Goldman estimates that the surge in oil prices could reduce global GDP by about 0.3 percentage points over the next year and push overall inflation up by approximately 0.5 to 0.6 percentage points. The bank currently forecasts global economic growth at 2.6%, below the 2.9% predicted before the outbreak of war; it also expects the overall inflation rate in Q4 to be 2.9%.
The bank believes that if the conflict continues until April and causes the Strait of Hormuz to be disrupted for two months, Qatar and Kuwait’s GDP could shrink by 14% this year, marking the most severe economic recession for these countries since the early 1990s.
One reason Goldman mentions for the limited impact on widespread supply chain disruptions is that, aside from oil and natural gas, the global economy’s reliance on trade with the Middle East is relatively low.
Goldman economists pointed out that non-energy trade between the world and Gulf countries accounts for only about 1% of global trade, which limits the risk of conflict spreading through supply chains to the global economy.
They wrote, “In comparison, the disruption of trade activities in East Asia after the pandemic affected over 20% of global trade, meaning the impact of the Iran war on supply chains will be much smaller than that post-pandemic wave.”
Even in industries where Gulf countries are dominant exporters—such as certain chemicals and metals—the overall share of these products in the global economy remains small.
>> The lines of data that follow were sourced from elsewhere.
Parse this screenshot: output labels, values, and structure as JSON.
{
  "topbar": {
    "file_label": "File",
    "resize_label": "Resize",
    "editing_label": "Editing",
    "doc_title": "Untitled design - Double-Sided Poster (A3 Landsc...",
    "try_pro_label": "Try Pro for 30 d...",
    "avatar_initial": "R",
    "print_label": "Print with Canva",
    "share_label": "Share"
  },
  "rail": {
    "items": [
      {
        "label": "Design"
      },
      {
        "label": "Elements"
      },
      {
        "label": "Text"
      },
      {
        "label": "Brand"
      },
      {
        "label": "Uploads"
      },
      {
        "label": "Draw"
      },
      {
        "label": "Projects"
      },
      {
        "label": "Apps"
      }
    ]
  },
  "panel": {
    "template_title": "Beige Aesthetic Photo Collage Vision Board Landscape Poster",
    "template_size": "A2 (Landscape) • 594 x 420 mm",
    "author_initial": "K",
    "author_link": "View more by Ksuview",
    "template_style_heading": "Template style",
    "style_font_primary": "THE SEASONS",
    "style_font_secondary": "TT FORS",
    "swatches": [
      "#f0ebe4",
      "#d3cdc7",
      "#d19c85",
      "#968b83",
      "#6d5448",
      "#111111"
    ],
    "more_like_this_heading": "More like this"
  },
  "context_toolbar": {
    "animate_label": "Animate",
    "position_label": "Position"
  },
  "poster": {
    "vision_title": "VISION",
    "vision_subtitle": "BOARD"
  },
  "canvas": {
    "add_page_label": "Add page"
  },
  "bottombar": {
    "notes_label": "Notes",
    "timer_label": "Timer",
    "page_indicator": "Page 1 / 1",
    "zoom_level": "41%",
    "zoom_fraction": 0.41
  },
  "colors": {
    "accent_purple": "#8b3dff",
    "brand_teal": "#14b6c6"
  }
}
More importantly, these inputs are generally not considered “critical bottlenecks” for global manufacturing. For example, sulfur, nitrogen, and ammonia are widely used in fertilizer production to boost agricultural productivity, but they are not absolutely irreplaceable key inputs. If supplies tighten, these products can be rationed or substituted.
Helium was initially seen as a potential risk because it is difficult to replace and is widely used in MRI machines, semiconductor manufacturing, and aerospace systems. However, Goldman economists stated that long-term supply contracts and existing inventories will help buffer potential supply disruptions.
They believe that the products most likely to be affected in the industrial sector might be methanol. Methanol is a chemical used to produce acetic acid, which is an important raw material for manufacturing adhesives, solvents, and paints. Iran accounts for nearly one-fifth of global methanol production capacity; if this supply disappears, it could trigger chain reactions in downstream markets.
Overall, global trade flows remain largely normal. Goldman economists noted that shipping data shows that since the outbreak of war, freight rates for non-oil tankers have actually slightly declined. Meanwhile, the increase in air freight costs has had a very limited impact on global inflation, expected to add less than 0.05 percentage points.